Brandy is a distilled beverage derived from wine. While most brandy is produced using wine made from grapes, Brandy is also distilled from other fruit wines like apple, plum, whole crushed berries, and pomace (skins, seeds, and stems that remain after grapes have been pressed to extract their juice). It is as such that there are three main categories of Brandy: grape, fruit and pomace.
- Grape Brandy is Brandy distilled from fermented grape juice or crushed but not pressed grape pulp and skin. This spirit is aged in wooden casks (usually oak) which colors it, mellows the palate, and adds additional aromas and flavors.
- Pomace Brandy is Brandy made from the pressed grape pulp, skins, and stems that remain after the grapes are crushed and pressed to extract most of the juice for wine. Italian Grappa and French Marc are the best-known examples.
- Fruit Brandy is the default term for all Brandys that are made from fermenting fruit other than grapes. It should not be confused with Fruit-Flavored Brandy, which is grape Brandy that has been flavored with the extract of another fruit. Fruit Brandys, except those made from berries, are generally distilled from fruit wines. Berries tend to lack enough sugar to make a wine with sufficient alcohol for proper distillation, and are soaked in high-proof spirit to extract their flavor and aroma.

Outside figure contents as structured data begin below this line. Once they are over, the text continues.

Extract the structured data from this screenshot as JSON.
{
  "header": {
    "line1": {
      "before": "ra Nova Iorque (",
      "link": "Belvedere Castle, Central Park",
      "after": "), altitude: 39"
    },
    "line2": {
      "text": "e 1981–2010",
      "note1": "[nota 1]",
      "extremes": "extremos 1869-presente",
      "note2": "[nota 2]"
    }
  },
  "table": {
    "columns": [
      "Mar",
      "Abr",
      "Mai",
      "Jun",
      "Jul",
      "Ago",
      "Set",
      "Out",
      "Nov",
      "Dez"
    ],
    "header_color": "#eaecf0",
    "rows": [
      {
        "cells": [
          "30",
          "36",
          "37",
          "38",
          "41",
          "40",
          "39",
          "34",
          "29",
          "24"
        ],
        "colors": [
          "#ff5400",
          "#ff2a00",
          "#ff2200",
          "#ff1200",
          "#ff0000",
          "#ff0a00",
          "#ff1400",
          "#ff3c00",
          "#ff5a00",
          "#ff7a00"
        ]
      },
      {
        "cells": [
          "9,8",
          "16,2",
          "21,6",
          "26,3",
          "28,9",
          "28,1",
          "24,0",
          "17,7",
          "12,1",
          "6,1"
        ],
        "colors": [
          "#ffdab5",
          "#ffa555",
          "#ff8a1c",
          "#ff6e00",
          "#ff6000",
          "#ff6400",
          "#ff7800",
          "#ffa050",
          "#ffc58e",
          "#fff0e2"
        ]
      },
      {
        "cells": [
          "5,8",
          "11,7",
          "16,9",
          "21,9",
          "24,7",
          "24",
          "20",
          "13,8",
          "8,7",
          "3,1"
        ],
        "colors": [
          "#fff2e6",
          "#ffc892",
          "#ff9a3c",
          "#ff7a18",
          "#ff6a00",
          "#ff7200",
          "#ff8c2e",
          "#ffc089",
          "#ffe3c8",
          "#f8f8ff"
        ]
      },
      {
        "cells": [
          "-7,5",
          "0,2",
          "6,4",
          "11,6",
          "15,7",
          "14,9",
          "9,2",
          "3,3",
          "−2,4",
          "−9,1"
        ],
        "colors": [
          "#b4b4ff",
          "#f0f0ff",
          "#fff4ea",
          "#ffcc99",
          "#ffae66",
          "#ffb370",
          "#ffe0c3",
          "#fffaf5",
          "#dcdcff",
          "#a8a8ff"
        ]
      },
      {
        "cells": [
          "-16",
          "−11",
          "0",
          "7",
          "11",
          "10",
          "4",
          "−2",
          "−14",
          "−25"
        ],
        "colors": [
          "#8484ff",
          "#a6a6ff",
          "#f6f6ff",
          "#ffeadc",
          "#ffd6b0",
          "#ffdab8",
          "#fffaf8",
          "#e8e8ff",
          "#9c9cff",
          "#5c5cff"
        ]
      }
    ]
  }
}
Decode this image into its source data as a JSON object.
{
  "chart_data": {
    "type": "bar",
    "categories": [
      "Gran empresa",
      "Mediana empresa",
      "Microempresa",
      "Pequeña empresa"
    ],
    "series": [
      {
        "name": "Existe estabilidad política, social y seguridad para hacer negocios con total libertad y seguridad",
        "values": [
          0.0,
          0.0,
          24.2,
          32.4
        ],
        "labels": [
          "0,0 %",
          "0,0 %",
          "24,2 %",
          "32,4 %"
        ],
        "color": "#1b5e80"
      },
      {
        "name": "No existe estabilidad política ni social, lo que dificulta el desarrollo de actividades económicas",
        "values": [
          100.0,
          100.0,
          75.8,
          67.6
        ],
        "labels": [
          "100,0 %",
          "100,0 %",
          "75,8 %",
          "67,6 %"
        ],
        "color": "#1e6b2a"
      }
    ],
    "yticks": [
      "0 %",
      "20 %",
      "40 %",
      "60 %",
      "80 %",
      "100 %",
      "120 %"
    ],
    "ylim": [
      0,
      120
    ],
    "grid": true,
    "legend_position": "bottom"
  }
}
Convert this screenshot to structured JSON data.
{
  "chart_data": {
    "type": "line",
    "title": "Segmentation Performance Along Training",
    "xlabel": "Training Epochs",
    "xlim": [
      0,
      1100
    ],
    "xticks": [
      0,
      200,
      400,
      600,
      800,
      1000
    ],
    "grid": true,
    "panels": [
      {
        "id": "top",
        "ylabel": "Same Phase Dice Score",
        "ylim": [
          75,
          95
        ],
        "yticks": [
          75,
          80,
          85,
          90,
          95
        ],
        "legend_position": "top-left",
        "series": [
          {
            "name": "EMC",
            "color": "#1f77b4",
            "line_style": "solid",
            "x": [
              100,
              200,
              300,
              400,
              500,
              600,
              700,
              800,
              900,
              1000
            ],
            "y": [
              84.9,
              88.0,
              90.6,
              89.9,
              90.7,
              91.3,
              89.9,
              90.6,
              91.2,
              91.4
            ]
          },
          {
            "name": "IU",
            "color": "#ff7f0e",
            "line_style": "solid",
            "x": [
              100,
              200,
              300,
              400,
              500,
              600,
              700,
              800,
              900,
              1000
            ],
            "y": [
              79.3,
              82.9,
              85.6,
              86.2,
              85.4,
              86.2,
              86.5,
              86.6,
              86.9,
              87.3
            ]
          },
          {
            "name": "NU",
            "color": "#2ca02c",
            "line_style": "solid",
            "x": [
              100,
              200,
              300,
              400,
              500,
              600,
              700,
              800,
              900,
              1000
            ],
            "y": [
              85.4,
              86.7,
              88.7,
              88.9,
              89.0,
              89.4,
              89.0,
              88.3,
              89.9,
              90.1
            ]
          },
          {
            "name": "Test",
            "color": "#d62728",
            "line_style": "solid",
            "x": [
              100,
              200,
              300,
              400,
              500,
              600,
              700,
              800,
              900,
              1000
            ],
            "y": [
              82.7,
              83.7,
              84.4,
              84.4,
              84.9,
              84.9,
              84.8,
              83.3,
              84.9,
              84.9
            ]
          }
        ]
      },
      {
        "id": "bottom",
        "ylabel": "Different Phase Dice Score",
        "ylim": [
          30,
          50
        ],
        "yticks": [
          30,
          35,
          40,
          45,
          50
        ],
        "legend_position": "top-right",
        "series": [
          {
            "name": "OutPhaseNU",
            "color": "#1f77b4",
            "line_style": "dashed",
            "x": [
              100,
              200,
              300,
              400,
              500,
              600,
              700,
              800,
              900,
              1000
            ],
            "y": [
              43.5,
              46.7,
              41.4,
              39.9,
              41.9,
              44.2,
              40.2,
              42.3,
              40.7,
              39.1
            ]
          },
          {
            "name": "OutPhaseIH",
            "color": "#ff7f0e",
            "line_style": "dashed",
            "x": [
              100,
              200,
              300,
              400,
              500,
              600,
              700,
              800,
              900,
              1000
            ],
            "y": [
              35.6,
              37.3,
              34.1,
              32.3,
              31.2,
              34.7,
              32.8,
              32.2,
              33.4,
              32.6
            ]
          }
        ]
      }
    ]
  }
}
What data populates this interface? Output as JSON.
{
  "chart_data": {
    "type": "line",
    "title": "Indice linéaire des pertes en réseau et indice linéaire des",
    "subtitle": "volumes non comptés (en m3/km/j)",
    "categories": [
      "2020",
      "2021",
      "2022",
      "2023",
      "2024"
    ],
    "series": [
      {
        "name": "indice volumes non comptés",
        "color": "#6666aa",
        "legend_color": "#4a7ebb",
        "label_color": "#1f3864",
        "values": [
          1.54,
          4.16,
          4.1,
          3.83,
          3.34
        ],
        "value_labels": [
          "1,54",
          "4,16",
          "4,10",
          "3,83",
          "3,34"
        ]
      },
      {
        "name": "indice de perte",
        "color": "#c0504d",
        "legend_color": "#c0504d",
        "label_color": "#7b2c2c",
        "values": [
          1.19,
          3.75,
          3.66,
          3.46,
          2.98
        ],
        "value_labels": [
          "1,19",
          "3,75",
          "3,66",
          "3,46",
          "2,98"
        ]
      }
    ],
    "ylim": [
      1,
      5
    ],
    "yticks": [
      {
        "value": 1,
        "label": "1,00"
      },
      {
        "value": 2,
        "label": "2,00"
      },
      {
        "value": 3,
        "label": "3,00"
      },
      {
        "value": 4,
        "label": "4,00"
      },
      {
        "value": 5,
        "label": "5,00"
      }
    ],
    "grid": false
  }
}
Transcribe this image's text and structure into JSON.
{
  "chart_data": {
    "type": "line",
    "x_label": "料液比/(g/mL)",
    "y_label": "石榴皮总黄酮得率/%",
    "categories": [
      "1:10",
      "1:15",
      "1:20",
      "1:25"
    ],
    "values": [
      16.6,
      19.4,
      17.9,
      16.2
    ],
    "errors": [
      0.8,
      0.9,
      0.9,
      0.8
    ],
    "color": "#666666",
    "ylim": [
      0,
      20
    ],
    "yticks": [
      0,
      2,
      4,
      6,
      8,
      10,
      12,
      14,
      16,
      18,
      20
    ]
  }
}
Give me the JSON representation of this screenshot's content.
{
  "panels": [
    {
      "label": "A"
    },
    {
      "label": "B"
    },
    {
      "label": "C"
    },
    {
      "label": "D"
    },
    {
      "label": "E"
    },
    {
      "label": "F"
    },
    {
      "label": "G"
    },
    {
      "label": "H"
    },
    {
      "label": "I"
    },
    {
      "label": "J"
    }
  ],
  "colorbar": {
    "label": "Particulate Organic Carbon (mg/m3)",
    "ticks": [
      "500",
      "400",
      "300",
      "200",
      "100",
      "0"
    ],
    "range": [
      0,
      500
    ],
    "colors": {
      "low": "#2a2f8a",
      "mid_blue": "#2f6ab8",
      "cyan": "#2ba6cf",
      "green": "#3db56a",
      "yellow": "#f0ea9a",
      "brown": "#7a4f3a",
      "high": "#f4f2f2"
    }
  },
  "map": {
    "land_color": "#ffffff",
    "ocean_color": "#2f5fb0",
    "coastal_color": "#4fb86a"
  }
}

Brandy generally contains 36–60% alcohol by volume and is typically taken as an after-dinner drink. While some brandies are aged in wooden casks, most are coloured with caramel colouring to imitate the effect of such aging.
Unlike grain spirits such as Whisky, Vodka, and Gin, which are made throughout the year from grain that can be harvested and stored, Brandy is dependent on the seasons, the ripening of the base fruit, and the production of the wine from which it is made. Types of Brandies, originally at least, tended to be location-specific. (Cognac, for example, is a town and region in France that gave its name to the local Brandy.) Important Brandy-making regions, particularly in Europe, further differentiate their local spirits by specifying the types of grapes that can be used and the specific areas (appellation) in which the grapes used for making the base wine can be grown.
Brandy has a rating system to describe its quality and condition; these indicators can usually be found near the brand name on the label:
- A.C.: aged two years in wood.
- V.S.: "Very Special" or 3-Star, aged at least three years in wood.
- V.S.O.P.: "Very Superior Old Pale" or 5-Star, aged at least five years in wood.
- X.O.: "Extra Old", Napoleon or Vieille Reserve, aged at least six years, Napoleon at least four years.
- Vintage: Stored in the cask until the time it is bottled with the label showing the vintage date.
- Hors d'age: These are too old to determine the age, although ten years plus is typical, and are usually of great quality.